Oyunculuklar açısından da doyurucu bir oyun “Inishmorelu Yüzbaşı”. Özellikle Reha Özcan’ın oyunculuğunu çok beğendim. Bloğumu takip edenler hatırlayacaklardır, geçen sene yorumumu yazdığım “Sezuan’ın İyi İnsanı” adlı oyundaki oyunculuğunu da çok beğenmiştim. Kendisini ilk defa birkaç sezon önce yine Devlet Tiyatroları tarafından sahnelenen “Bedensiz Kadın”’da seyretmiştim ve bu oyunlardaki karakterleri birbirinden çok farklıydı. Yine de zannediyorum bu üç oyun içerisinden bu oyundaki performansı, şimdiye kadarkiler arasında en unutulmaz performansıydı.
                                     

Ayrıca Deniz Elmas’ı da performansından ötürü tebrik etmek isterim. Kendisini ilk defa geçen sezon “Aşkın Sıradanlığı” oyununda seyretmiştim ve bu oyundaki oyunculuğunda gördüm ki farklı karakterleri başarıyla canlandırıyor.

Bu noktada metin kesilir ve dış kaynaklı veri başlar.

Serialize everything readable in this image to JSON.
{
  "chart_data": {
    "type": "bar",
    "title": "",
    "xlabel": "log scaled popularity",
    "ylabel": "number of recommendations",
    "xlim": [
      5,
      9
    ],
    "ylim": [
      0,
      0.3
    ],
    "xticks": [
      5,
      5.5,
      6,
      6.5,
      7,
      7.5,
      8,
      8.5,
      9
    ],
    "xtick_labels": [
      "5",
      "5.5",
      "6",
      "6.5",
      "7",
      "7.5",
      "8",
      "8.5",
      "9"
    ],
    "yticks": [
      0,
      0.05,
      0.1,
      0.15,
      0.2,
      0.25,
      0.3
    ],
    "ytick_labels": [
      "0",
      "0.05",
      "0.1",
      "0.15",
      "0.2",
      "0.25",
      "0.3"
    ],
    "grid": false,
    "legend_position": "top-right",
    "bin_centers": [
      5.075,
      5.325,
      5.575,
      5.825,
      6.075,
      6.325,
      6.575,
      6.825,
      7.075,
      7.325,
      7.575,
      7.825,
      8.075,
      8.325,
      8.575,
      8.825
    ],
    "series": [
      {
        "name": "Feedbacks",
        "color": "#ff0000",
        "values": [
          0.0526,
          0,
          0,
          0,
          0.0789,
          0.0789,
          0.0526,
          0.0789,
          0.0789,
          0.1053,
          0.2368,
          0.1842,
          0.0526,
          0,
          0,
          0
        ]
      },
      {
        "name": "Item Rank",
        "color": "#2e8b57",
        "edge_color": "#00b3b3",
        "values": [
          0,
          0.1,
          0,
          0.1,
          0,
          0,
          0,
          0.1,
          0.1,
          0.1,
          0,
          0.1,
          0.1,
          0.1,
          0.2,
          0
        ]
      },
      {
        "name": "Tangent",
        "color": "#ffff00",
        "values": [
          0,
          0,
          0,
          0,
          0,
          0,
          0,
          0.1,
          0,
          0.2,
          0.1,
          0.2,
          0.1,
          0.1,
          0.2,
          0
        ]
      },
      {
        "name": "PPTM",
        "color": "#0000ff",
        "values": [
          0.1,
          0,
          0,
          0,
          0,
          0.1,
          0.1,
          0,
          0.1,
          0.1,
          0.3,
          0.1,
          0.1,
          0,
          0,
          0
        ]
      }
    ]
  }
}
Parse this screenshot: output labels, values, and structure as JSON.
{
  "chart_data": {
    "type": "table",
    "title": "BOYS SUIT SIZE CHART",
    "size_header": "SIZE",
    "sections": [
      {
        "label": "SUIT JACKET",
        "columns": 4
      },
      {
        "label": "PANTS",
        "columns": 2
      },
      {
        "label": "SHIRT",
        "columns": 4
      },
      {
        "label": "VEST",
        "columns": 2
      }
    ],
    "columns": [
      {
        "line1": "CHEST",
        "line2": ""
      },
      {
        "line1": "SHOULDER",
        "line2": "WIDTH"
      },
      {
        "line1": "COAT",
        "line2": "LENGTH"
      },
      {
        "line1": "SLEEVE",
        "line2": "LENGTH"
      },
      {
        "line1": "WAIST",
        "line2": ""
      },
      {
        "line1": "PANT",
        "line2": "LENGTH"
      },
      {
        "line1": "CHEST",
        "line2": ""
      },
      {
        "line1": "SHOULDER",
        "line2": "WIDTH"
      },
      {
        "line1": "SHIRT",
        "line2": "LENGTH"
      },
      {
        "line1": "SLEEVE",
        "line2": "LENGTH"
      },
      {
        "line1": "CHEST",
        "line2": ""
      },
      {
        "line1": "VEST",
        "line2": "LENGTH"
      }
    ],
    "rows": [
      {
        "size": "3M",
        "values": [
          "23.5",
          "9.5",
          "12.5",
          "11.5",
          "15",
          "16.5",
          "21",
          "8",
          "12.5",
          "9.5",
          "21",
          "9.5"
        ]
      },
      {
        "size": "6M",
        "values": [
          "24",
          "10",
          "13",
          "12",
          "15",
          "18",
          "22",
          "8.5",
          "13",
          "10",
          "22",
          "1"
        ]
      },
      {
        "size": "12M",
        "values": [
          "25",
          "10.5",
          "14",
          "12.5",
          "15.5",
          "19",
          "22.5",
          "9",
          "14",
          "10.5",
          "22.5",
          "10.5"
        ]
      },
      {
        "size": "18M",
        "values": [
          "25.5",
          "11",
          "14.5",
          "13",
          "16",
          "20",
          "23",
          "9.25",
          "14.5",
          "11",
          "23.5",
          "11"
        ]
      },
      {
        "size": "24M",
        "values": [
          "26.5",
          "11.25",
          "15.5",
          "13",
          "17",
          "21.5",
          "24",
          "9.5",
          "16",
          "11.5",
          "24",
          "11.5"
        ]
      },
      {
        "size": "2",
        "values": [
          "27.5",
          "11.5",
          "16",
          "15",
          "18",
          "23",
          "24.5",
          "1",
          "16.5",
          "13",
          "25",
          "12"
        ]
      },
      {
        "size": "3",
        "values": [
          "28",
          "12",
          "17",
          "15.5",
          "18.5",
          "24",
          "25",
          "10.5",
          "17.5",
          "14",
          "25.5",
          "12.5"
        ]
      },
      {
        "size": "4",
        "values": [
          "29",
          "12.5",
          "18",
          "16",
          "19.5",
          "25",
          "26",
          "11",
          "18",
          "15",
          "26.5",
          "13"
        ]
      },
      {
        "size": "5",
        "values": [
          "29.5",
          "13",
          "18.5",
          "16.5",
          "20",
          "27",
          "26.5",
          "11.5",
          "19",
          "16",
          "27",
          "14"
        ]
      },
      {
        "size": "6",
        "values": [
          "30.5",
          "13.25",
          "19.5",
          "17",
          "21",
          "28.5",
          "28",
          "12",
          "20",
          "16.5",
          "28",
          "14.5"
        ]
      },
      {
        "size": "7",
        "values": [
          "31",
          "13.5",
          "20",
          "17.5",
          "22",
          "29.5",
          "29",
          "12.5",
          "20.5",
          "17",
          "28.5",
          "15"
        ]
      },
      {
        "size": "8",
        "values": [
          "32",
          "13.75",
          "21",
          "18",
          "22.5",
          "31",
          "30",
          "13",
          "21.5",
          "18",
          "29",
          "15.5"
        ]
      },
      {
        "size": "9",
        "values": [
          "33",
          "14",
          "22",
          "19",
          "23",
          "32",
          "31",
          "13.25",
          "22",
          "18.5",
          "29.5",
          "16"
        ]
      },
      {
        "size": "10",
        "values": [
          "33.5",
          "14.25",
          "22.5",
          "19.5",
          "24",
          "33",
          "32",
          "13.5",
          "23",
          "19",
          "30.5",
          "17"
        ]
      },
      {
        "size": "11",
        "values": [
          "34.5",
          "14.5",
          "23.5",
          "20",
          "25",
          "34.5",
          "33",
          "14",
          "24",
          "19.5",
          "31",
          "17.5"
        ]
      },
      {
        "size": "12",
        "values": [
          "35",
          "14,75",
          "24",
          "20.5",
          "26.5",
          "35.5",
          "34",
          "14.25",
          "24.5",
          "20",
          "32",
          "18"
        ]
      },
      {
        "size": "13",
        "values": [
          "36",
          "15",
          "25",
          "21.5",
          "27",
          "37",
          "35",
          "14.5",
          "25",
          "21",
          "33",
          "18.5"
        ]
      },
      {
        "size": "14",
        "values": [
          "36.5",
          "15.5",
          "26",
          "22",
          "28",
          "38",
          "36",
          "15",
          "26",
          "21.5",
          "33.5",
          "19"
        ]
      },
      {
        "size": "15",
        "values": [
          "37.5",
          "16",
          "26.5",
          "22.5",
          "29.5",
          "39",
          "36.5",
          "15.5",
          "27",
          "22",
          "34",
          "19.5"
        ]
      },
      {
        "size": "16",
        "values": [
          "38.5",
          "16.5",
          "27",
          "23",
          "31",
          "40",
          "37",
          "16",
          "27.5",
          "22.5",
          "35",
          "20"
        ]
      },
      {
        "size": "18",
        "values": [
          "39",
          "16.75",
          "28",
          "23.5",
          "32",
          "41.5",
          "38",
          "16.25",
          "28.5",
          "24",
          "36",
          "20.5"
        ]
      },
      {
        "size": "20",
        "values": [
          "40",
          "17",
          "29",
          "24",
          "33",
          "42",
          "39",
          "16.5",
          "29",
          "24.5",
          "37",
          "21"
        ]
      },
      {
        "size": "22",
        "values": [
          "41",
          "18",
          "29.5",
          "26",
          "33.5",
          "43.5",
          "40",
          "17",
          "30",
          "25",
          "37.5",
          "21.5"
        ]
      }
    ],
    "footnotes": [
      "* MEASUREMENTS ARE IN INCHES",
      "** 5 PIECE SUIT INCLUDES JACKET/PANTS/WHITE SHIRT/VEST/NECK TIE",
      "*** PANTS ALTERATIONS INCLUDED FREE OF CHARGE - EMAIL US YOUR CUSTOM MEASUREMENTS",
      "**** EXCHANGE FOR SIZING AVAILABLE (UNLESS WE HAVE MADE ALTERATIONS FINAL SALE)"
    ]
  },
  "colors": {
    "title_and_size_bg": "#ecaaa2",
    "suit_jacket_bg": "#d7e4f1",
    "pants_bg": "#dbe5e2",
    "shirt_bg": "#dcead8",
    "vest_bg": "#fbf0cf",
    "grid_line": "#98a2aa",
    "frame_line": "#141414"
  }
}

Oyunun dekor tasarımı ise Ethem Özbora’ya ait. Kendisini “Sezuan’ın İyi İnsanı” oyunundaki dekor tasarımından biliyorum. Hatta mavi arka fonu görünce oyunun “Sezuan’ın İyi İnsanı” ile bir bağlantısı olacak mı diye düşünmedim değil ama iki oyun birbirinden çok farklı.

Yorumları okuyunca bu oyun için “Quentin Tarantino filmleri tadında” denmiş, buna ben de katılıyorum. Bu sene Devlet Tiyatrolarında izlediğim en güzel oyunlar olan “Sessizlik” ve  “Yağmur Durduğunda”’ya “Inishmorelu Yüzbaşı”’yı da ekliyorum.